To improve the results reached with chemotherapy, new specific approaches are needed. Knowledge of cancer biology and mechanisms of oncogenesis enabled the development of new agents able to specifically block pathways responsible for the acquisition of the cancer phenotype. Many new target agents have been tested in preclinical and clinical settings, but, to date, only two agents have been licensed for NSCLC treatment:

Erlotinib: an oral small molecule inhibiting EGF receptor tyrosine kinase approved worldwide for the treatment of recurrent advanced NSCLC Citation[23]

Bevacizumab: a monoclonal antibody inhibiting VEGF, licensed for use in combination with carboplatin plus paclitaxel for first-line therapy of patients with advanced nonsquamous NSCLC in the USA Citation[24]

While erlotinib was demonstrated to be active and well tolerated as first-line monotherapy in elderly patients affected by advanced NSCLC Citation[25], bevacizumab, in a retrospective analysis, resulted in a higher incidence of toxicity without survival advantage Citation[26]. These different results could be explained with the different drug toxicity profiles. Bevacizumab is administered to more selected patients owing to the risk of hemoptysis reported in squamous histology and its cardiovascular toxicity. The latter is the main reason for routinely contraindicating use of bevacizumab in elderly patients, in whom cardiovascular diseases are observed very often.

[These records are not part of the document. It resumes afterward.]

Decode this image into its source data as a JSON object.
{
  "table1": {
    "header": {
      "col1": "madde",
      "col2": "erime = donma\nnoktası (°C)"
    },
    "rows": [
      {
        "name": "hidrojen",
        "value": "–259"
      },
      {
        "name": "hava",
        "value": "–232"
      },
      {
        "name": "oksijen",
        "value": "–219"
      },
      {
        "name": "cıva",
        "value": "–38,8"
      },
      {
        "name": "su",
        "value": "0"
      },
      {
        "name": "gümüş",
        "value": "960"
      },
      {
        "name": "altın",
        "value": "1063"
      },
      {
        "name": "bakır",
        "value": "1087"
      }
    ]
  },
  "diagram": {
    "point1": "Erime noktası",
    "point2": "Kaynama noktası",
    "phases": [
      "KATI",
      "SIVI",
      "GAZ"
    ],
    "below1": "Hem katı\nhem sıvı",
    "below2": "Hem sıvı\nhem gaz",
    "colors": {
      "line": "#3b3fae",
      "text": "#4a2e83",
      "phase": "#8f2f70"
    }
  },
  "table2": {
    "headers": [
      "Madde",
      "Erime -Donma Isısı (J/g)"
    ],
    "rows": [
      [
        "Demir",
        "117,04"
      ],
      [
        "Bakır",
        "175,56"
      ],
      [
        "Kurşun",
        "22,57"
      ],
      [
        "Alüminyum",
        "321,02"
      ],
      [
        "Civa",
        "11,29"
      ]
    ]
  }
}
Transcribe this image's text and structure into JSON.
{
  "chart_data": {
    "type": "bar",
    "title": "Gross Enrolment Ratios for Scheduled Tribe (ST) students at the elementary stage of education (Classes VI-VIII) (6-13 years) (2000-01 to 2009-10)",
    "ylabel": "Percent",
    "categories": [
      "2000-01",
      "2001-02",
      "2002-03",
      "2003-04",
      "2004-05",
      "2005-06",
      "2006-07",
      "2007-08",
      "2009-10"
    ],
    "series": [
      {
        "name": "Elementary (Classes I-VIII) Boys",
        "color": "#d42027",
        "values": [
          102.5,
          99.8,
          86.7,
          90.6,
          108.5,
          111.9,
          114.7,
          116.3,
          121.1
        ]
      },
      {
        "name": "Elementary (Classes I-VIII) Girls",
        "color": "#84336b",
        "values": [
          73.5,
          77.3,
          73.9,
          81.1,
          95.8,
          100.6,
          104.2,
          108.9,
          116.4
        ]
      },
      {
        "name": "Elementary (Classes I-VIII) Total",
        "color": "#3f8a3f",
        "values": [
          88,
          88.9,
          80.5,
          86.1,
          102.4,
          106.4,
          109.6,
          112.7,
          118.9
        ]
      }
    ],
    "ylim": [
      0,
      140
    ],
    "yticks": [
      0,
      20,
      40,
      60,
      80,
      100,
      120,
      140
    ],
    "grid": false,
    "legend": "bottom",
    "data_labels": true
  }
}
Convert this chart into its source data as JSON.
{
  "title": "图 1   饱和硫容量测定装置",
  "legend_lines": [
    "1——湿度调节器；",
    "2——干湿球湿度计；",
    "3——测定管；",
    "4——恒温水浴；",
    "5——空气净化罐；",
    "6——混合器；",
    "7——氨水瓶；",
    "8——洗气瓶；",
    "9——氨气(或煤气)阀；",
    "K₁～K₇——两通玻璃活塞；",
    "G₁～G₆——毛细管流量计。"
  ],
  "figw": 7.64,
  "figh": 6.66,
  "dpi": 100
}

The treatment of elderly NSCLC patients must be carried out with respect for their quality of life; many new targeted agents are being evaluated in clinical research and some of them (e.g., ZD6474, sorafenib and sunitinib) appear to be promising due to initial evidence of their antitumor activity, good toxicity profile and oral administration.

Summary & future directions

Clinical trials that systematically include functional status and comorbidity as part of geriatric assessment are rare. Future trials specifically addressed to the elderly should include these kinds of evaluations. In unselected elderly patients with advanced disease, single-agent chemotherapy can be considered a standard treatment, while platinum-based regimens must be investigated in prospective clinical trials. Adjuvant chemotherapy for early stages and combined treatment for locally advanced disease should be evaluated in clinical studies specifically designed for the elderly population. New biologic agents could play an important role in the treatment of elderly NSCLC patients, considering that the explosion in knowledge regarding molecular biology and the development of targeted therapies is opening a new era for improving cancer therapy.

Despite a growing body of data, a great deal of work is still needed to establish optimal strategies to care for elderly patients diagnosed with lung cancer. Hence, as older lung cancer patients will be the majority of the patients that we treat, they need to become a main focus of clinical research.

Financial & competing interests disclosure

Honoraria as consultant and as Speaker bureau member for Roche Eli-Lilly and AstraZeneca. The author has no other relevant affiliations or financial involvement with any organization or entity with a financial interest in or financial conflict with the subject matter or materials discussed in the manuscript apart from those disclosed.

No writing assistance was utilized in the production of this manuscript.